Adaptive Huffman coding Huffman encoding works by looking at the entire piece of text to compress, finding the global frequencies of each character, and then building a single encoding tree. However, in some files – especially image data – different regions of the file will likely have wildly different frequencies of each letter. For example, in a picture of a yellow sunflower against a bright blue sky, the parts of the file that store the sky data will have most of its bits dedicated to storing different shades of blue, and the parts of the file storing the sunflower will primarily store bits used to hold shades of yellow. For such patterns, it can be worth the effort to adjust the encoding while running through the file. An adaptive Huffman coding slices the file into smaller sections and uses different encoding trees per section.

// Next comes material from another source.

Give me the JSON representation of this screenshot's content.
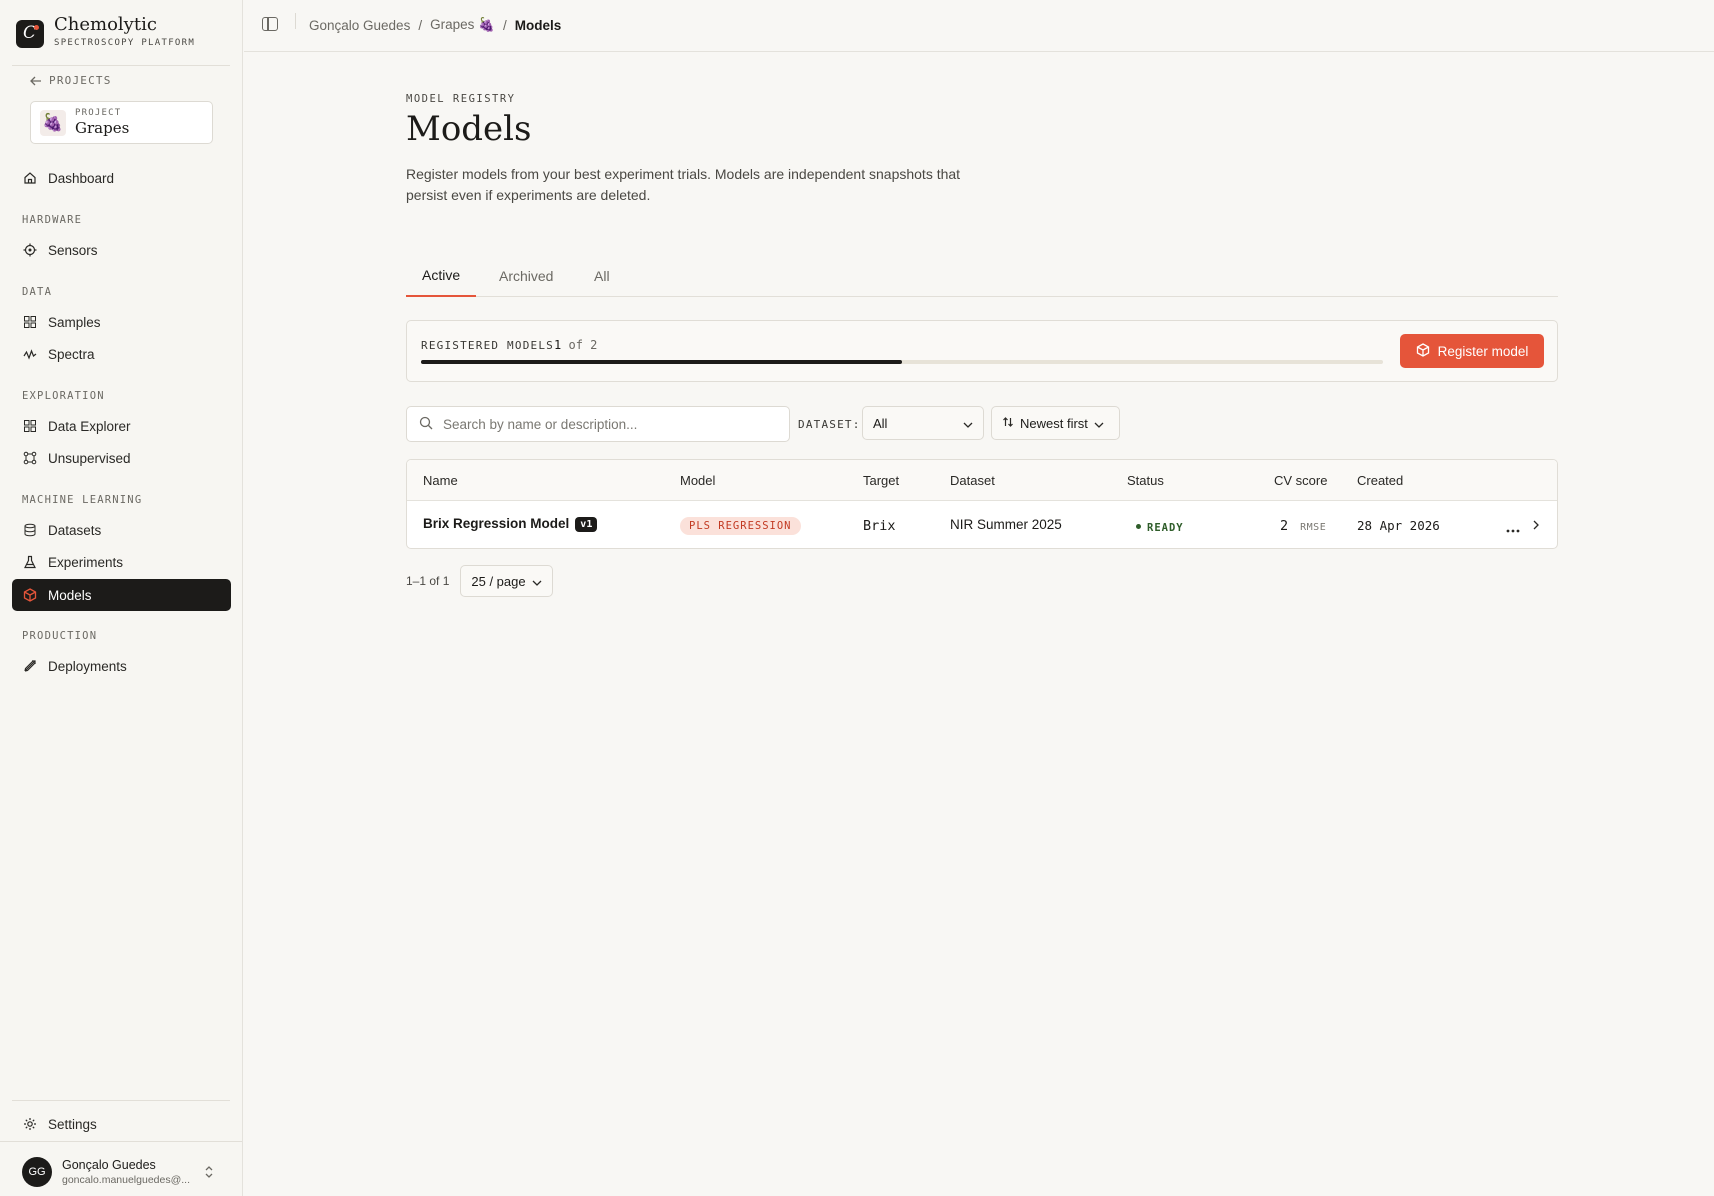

LZW compression compression. The LZW algorithm was developed by Lempel, Ziv and Welch. This extension on Huffman coding achieves higher compression by additionally assigning short codes to common letter sequences, instead of just common letters. For example, the letter “r” is often followed by the letter “e”, so we could treat the sequence “re” as just another letter when assigning codes.
Shannon entropy. Huffman encoding is based on the assumption that, when reading characters from the file, each character is chosen randomly, with the likelihood of any character coming up being directly proportional to the number of times that letter appears in the overall file. Under this assumption, you can show that the theoretical limit of any compression algorithm for a file is related to a quantity called the Shannon entropy of the distribution. The Shannon entropy is actually relatively easy to compute, and if you’re looking for a nifty “how does theory meet practice” exercise, take a look at the file sizes generated by Huffman encoding and see how they compare against the theoretical lower bound.